Люба сидела рядом в светлой кофточке, вышитой синенькими нитками, — присланный Яковом заграничный костюмчик она порубила топором и сожгла в печи… Сейчас она была напряженно пряма, только оставшиеся от матери золотые сережки нет-нет да сверкнут в ушах, обнаруживая ее дыхание. Софья все старалась расшевелить компанию, но веселья не было. Бабы почему-то сидели о заплаканными глазами, как на поминках, мужики вели тихую несмелую беседу, боясь выпить лишнюю стопку, — все диктовал неприступно-строгий вид Федора.
«Зачем это?» — беспрерывным комариным зудом длилась тоскливая Любина мысль. Даже сейчас, на свадьбе, на последней черте, она пробовала понять: что заставило ее пойти за Федора? То и дело вставал перед ней Яков — странно, именно сейчас, как ни гнала от себя его тень, — со страхом преступления перед Федором, с западающим в пропасть сердцем признавалась себе: он, Яков, — единственный для нее на всем белом свете. Сознание этого травило ее адской карой. Но, явись сейчас Яков, позови ее в мир свой, отрезала бы как ножом — так велика была обида за поруганную любовь. По неизъяснимой женской логике теперь она принимала только Федора.
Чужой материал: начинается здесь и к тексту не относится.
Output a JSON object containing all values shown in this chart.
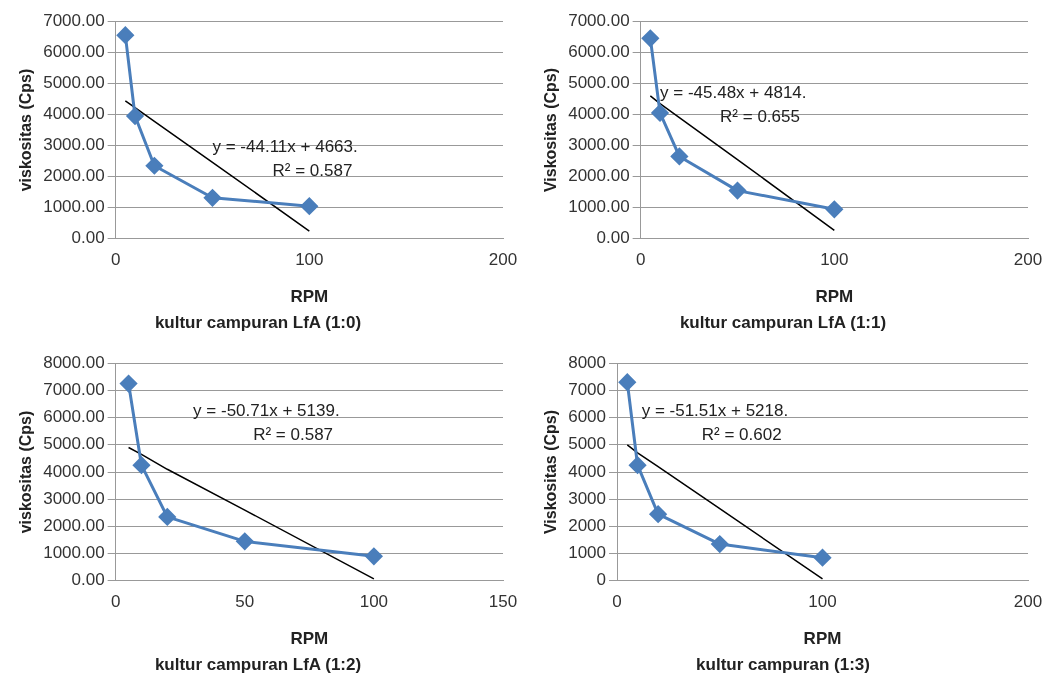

В первую же ночь, как легли, пригасив лампу, в неширокую Любину кровать, задушил Федора кашель.
— Водицы дам испить, — сказала Люба, поднимаясь в кровати.
Он вскрикнул со всхлипом, словно кровно обиженный:
— Не надо! Небось не Яков! Не бог весть какая птица!
Она тихо вытянулась по краю кровати, задумалась надолго.
Федор полежал, успокаивая дыхание.
— Прости, сорвалось с языка.
— Да уж ладно, потерплю… — Подбородок у Любы задрожал, и, пока его руки, влажновато-жесткие, елозили по ней, непривычно, неуклюже лаская, она так и лежала, не отзываясь ни на его голос, ни на ласки.
Потом он заплакал, по-телячьи тычась ей в груди волглым лбом. Любе стало жалко его.
Одна свадьба только и запомнилась…
Жизнь с Федором оказалась сплошной мукой. Как ни странно, в этом снедаемом болезнью человеке, которому Люба была послана самим богом, открылась, может, еще более страшная рана — его ревность к Якову. А возможно, болезнь и была тому причиной: больной человек почти всегда враждебен здоровому. До самой смерти не мог простить ей Федор Якова, и Люба терпела дикие сцены, едва ли не в самом деле сознавая свой «грех». И все-таки надо было жить…
В первую голову решили хату обустроить. От старой, по сути дела, остались одни стены. Они были укреплены по углам и фундаменту кирпичной кладкой, оштукатурены «под доску». Все остальное соорудили внове: крышу покрыли жестью, настелили деревянный пол, покрасили ясной охрой; вместо слепых окон заблистали большие светлые рамы.